Dr. Sharma, chairman of the Department of Emergency Medicine at Weill Cornell Medicine and emergency physician-in-chief at NewYork-Presbyterian/Weill Cornell Medical Center, is a national leader in the fields of emergency medicine, healthcare operations, innovation and telemedicine. Since 2016, he has founded and launched several telemedicine programs, including the Emergency Department Telehealth Express Care Service and Weill Cornell Medicine’s Center for Virtual Care.
“I feel honored to be selected. It’s a great recognition, not only for me but for all of the people I’ve worked with in our efforts to expand emergency care in response to the COVID-19 pandemic,” said Dr. Sharma, who is also a professor of clinical emergency medicine and of population health sciences at Weill Cornell Medicine. “We conducted one of the most collaborative approaches to a crisis I’ve ever seen in my entire life, which empowered and supported faculty and frontline staff to provide the best possible care to patients. If you support the people that you work with, they will always rise to the occasion.”
In response to the COVID-19 pandemic, Dr. Sharma spearheaded the transformation of emergency medicine healthcare delivery at NewYork-Presbyterian/Weill Cornell Medical Center. These efforts included redeploying medical providers to work in the emergency department and on the telemedicine platform—an unprecedented collaboration that provided rapid emergency medicine training and support to 85 faculty from different specialties. He has also overseen the onboarding and training of staff to support the increased demand for urgent care telemedicine through the NYP OnDemand platform, which rose from 20 to 40 patients a day before the pandemic to more than 300 patients a day during the height of the pandemic. As a longstanding advocate of physician wellness, Dr. Sharma expanded these efforts to support physicians and other staff during this challenging period, including regular peer support sessions.
Dr. Stracher serves as chief medical officer and director of primary care for the Weill Cornell Physician Organization, and as an internist at NewYork-Presbyterian/Weill Cornell Medical Center. A leading specialist in internal medicine, he has overseen the growth of a primary care system that provides services to more than 200,000 patients per year in internal medicine, pediatrics, obstetrics and gynecology, endocrinology, and cardiology.

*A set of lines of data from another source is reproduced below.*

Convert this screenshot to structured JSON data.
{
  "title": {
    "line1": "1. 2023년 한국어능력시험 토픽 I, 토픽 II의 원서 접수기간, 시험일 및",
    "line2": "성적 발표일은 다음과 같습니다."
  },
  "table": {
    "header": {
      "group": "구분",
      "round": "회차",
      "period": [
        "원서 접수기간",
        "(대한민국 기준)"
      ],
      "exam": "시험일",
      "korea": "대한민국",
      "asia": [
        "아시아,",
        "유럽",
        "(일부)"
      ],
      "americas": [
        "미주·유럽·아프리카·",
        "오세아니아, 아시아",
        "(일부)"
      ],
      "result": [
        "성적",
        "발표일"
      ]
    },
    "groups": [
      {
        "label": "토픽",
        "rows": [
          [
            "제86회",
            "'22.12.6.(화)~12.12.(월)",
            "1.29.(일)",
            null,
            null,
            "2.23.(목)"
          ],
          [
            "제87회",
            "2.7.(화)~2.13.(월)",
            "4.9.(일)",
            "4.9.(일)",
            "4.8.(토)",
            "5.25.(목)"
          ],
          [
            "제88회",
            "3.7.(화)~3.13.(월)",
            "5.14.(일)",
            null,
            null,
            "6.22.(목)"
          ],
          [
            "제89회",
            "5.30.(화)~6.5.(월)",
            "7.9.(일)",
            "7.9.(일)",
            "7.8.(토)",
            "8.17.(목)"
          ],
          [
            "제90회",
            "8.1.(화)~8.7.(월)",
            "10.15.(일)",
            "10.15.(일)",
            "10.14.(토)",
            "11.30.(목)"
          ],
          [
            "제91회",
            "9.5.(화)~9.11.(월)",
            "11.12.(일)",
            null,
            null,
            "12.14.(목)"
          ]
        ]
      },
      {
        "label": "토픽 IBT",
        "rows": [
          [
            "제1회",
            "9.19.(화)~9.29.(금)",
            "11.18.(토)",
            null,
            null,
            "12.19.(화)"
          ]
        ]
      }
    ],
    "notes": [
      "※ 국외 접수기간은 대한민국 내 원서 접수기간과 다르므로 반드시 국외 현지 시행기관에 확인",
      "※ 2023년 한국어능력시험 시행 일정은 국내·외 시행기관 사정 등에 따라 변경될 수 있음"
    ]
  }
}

During the COVID-19 pandemic, Dr. Stracher worked with other leaders across Weill Cornell Medicine and NewYork-Presbyterian to develop a unified approach to staff hospitals; redeploy doctors from outpatient to inpatient settings; develop treatment protocols; and provide a safe environment for patients, physicians and staff in the ambulatory setting. He led the successful acceleration of telehealth services to accommodate the demand for virtual primary care visits—which numbered 10-20 patients a day before the pandemic to 700 a day at its height, through Weill Cornell’s Video Visits portal. This included implementing a triage process for treatment of COVID-19 based on illness severity, and continued outpatient monitoring through the telehealth platform of those who had been hospitalized. An early adopter of telemedicine, Dr. Stracher also ensured that physicians across specialties, not just primary care, were prepared for the increase, which, in total, averaged 1400-1500 virtual visits per day at the pandemic’s height.
“It’s humbling to be recognized for our work to improve the delivery of care and clinical strategies for patients. There are so many people who deserve an award for how they responded to COVID-19 and how they’ve used technology and telemedicine to support patient care during this crisis,” said Dr. Stracher, who is also an associate professor of clinical medicine. “It was really heartening to see how much physicians and other healthcare workers at NewYork-Presbyterian and Weill Cornell Medicine stepped up to do what they needed to do, even early on when there were many unknowns.”